If you’re a marketer looking to make a bigger impact, you need to stop thinking about creating advertising and start focusing on storytelling. Great storytelling establishes strong emotional connections. It transforms ideas and information into memorable experiences. And all great advertising is memorable for how it makes people feel.
The reason why so many ads are so bad is that most marketers develop advertising from a product-centric perspective. And since product-centric advertising promotes features and benefits, it usually leads to campaign messages that are overly rational and void of emotion.
Here are three simple steps that can help you shift your advertising focus from product-centric thinking to storytelling.
  1. Identify the primary emotion driving consumer behavior in your product or service category. Is your audience driven to feel safe? Happy? Loved? Sexy? Energized? Etc.
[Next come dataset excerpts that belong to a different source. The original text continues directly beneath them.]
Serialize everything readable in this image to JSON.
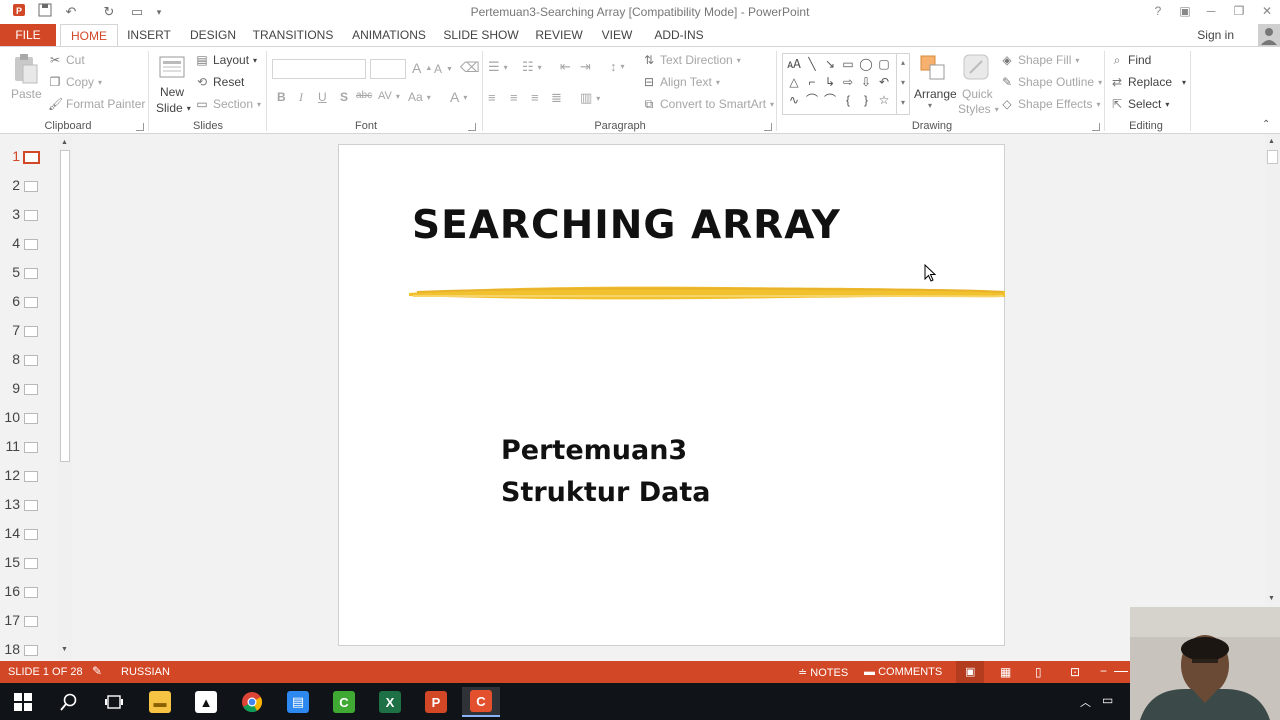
{
  "window": {
    "title": "Pertemuan3-Searching Array [Compatibility Mode] - PowerPoint",
    "sign_in": "Sign in"
  },
  "tabs": [
    {
      "label": "FILE"
    },
    {
      "label": "HOME"
    },
    {
      "label": "INSERT"
    },
    {
      "label": "DESIGN"
    },
    {
      "label": "TRANSITIONS"
    },
    {
      "label": "ANIMATIONS"
    },
    {
      "label": "SLIDE SHOW"
    },
    {
      "label": "REVIEW"
    },
    {
      "label": "VIEW"
    },
    {
      "label": "ADD-INS"
    }
  ],
  "ribbon": {
    "clipboard": {
      "paste": "Paste",
      "cut": "Cut",
      "copy": "Copy",
      "format_painter": "Format Painter",
      "label": "Clipboard"
    },
    "slides": {
      "new_slide_1": "New",
      "new_slide_2": "Slide",
      "layout": "Layout",
      "reset": "Reset",
      "section": "Section",
      "label": "Slides"
    },
    "font": {
      "label": "Font",
      "bold": "B",
      "italic": "I",
      "underline": "U",
      "shadow": "S",
      "strike": "abc",
      "spacing": "AV",
      "case": "Aa",
      "grow": "A",
      "shrink": "A"
    },
    "paragraph": {
      "label": "Paragraph",
      "text_direction": "Text Direction",
      "align_text": "Align Text",
      "convert_smartart": "Convert to SmartArt"
    },
    "drawing": {
      "label": "Drawing",
      "arrange": "Arrange",
      "quick_styles_1": "Quick",
      "quick_styles_2": "Styles",
      "shape_fill": "Shape Fill",
      "shape_outline": "Shape Outline",
      "shape_effects": "Shape Effects"
    },
    "editing": {
      "label": "Editing",
      "find": "Find",
      "replace": "Replace",
      "select": "Select"
    }
  },
  "thumbnails": [
    "1",
    "2",
    "3",
    "4",
    "5",
    "6",
    "7",
    "8",
    "9",
    "10",
    "11",
    "12",
    "13",
    "14",
    "15",
    "16",
    "17",
    "18"
  ],
  "slide": {
    "title": "SEARCHING ARRAY",
    "subtitle_line1": "Pertemuan3",
    "subtitle_line2": "Struktur Data"
  },
  "status": {
    "slide_counter": "SLIDE 1 OF 28",
    "language": "RUSSIAN",
    "notes": "NOTES",
    "comments": "COMMENTS"
  },
  "colors": {
    "accent": "#d24726",
    "highlight_stroke": "#f2c12e"
  }
}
  2. Find your authentic1 voice. Examine the consumer purchase path and the actions that your brand takes to serve customers at each step of the decision making process. Your actions, along with the tone and manner in which they’re provided, define your authentic and true voice. This represents your brand’s emotional DNA.
  3. Build your story one chapter at a time. Break down the ideas and messages you’re trying to communicate into singular topics. Create a “storytelling messaging map”2 to illustrate how your brand will emotionally communicate all key messaging points.   Then define the tactics across paid, earned and owned media which will work most effectively to convey the desired emotion and build content narratives to guide the story.
Great brand building isn’t about advertising, it’s about storytelling and creating an emotional experience that consumers enjoy, talk about, remember and act on.
To read more about the how emotions influence what we buy,check out this interesting article from Psychology Today.
1Be careful to avoid using aspirational language and words to define your brand voice that aren’t an accurate reflection of how people feel based on their actual experience with your products and services. There’s no room for disconnect when you’re trying to be authentic.
2A storytelling messaging map works very similar to a curriculum.  It spells out specific messages (lessons) that will help your audience emotionally connect and learn. It is different than a storyboard.  The messaging map defines the requirements and priorities for effective communication. A storyboard, or content narrative, represents the tactical approach to conveying a particular emotion and message point.